Philharmonic Dining Rooms, Liverpool We get the last free table, and Janet says she would pay.

Philharmonic Dining Rooms, Liverpool We were not hungry, so Jools and I share nachos, Magnus also has them, and Janet has soup.

And we took in the delights of the pub, all marble, carved wood and mosaics.

Just wonderful.

And the beer was good too.

From there we walked along the street to the Catholic Cathedral. Finished in the 1960s, it is a wonderful building, round, for the most part. BUt we got soaked walking there, so was a relief to get inside. I wiped my camera lens and got snapping.

The church was once going to be larger that St Peter's in Rome, but the money ran out. The crypt for that was built, but we did not have time to visit that, and you had to pay and photography is not allowed.

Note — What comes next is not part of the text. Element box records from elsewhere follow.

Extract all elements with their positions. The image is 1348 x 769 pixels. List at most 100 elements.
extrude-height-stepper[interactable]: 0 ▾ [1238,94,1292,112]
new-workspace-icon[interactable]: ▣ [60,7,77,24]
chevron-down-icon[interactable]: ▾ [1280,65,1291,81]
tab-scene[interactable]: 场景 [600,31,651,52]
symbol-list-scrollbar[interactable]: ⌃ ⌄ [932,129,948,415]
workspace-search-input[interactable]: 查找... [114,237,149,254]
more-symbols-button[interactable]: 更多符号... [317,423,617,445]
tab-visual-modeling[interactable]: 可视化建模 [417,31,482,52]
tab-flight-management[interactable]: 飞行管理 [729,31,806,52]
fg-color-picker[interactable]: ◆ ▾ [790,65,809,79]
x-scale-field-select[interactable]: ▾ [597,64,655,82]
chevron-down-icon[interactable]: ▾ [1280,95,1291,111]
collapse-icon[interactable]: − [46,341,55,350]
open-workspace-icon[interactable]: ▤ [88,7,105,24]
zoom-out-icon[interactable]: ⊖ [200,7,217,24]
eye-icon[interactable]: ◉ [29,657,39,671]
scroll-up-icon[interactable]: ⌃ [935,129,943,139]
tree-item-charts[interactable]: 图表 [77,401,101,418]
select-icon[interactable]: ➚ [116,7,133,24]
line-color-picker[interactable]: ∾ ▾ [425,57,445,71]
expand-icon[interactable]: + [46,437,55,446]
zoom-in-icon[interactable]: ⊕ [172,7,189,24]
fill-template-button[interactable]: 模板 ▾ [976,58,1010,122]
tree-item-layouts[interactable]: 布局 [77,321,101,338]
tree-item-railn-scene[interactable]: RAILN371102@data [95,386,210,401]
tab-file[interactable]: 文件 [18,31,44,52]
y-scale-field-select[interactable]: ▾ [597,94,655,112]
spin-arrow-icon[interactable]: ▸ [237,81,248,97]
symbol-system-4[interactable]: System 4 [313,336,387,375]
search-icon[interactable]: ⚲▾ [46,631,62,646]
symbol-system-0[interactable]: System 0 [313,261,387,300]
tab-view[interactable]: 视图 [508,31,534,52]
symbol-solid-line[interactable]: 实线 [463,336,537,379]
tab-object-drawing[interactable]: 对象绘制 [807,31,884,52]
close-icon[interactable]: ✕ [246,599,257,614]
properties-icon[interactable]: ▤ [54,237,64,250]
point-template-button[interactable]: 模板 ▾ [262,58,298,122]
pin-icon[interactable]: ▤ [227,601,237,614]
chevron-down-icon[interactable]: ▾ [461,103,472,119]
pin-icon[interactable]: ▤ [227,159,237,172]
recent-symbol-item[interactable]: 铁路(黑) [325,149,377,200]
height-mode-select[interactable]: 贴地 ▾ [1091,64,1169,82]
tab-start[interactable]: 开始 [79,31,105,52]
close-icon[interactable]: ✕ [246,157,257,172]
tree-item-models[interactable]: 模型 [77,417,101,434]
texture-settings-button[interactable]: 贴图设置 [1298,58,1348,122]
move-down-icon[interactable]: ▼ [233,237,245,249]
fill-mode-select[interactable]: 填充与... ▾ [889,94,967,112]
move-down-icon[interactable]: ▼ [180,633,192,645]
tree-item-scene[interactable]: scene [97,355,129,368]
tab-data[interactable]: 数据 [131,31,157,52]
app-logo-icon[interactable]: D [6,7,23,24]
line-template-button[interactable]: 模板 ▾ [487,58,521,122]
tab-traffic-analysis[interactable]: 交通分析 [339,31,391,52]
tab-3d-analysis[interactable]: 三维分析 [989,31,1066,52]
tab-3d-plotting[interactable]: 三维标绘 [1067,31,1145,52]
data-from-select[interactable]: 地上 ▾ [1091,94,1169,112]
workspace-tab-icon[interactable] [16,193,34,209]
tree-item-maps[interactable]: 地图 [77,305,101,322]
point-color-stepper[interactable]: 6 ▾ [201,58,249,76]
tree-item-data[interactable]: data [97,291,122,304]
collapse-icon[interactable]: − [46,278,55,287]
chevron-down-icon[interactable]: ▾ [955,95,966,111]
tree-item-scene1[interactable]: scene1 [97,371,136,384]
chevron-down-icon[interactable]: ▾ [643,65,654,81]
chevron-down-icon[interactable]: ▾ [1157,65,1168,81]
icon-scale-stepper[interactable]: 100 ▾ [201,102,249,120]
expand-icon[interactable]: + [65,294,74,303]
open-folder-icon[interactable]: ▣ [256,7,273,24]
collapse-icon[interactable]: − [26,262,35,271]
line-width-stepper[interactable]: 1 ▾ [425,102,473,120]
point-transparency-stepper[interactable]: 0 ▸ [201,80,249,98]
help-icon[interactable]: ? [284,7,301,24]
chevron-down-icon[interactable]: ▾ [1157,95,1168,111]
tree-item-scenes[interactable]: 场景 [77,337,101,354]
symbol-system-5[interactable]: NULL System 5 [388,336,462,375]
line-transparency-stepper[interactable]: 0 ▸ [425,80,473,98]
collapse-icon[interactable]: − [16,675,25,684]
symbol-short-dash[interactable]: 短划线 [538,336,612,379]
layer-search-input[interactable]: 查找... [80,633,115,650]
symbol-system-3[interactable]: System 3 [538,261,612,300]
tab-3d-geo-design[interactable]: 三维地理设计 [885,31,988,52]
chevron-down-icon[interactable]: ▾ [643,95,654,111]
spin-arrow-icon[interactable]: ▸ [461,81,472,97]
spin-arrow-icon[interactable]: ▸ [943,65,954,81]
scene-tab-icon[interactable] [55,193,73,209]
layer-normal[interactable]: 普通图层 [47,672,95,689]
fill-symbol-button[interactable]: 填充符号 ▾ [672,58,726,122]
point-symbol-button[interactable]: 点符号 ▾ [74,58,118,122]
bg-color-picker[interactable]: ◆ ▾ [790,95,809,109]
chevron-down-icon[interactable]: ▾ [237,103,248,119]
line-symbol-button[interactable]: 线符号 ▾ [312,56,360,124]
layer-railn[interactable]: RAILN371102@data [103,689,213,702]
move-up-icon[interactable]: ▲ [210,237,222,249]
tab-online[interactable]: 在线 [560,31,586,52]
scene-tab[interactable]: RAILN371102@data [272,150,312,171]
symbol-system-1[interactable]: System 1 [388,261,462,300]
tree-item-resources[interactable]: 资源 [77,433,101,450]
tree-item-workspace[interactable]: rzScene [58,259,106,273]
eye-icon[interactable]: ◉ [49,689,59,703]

So, we walk to catch a bus to take us back into the city.

At least the rain had stopped, but the wind had got up and was nearly gale force.

From the bus station we walked through one of the malls to Central Station, to catch a train out of the city, under the Mersey to the Wirral.

Magnus has invited us for dinner at his home in West Kirby, which was at the end of the line.

We were cold and footsore, so did not look round the town much, instead walked to his house for a brew, as his wife, Linda, finished preparations for dinner.

Linda brought us smoked salmon, followed by beef with vegetables and cheesy mash. Lovely. And very hearty.

We talk long and wonderful it was too.

But outside darkness fell, and we had to catch the train back into the city, and the journey was half an hour.

So we said our goodbyes, and Jools and I along with Janet walked back to the station to catch the train at ten.

The train rattled and shook its way back across the Wirral, then down under the river, screeching through the tunnels, back to the very station we wanted, and after going up two flights of escalators, we were back at the lobby of the block we were staying at.

Up the in the lift, and into the room, very tired.

I put in earplugs, and soon was sound asleep, the part carried on outside, but I heard little.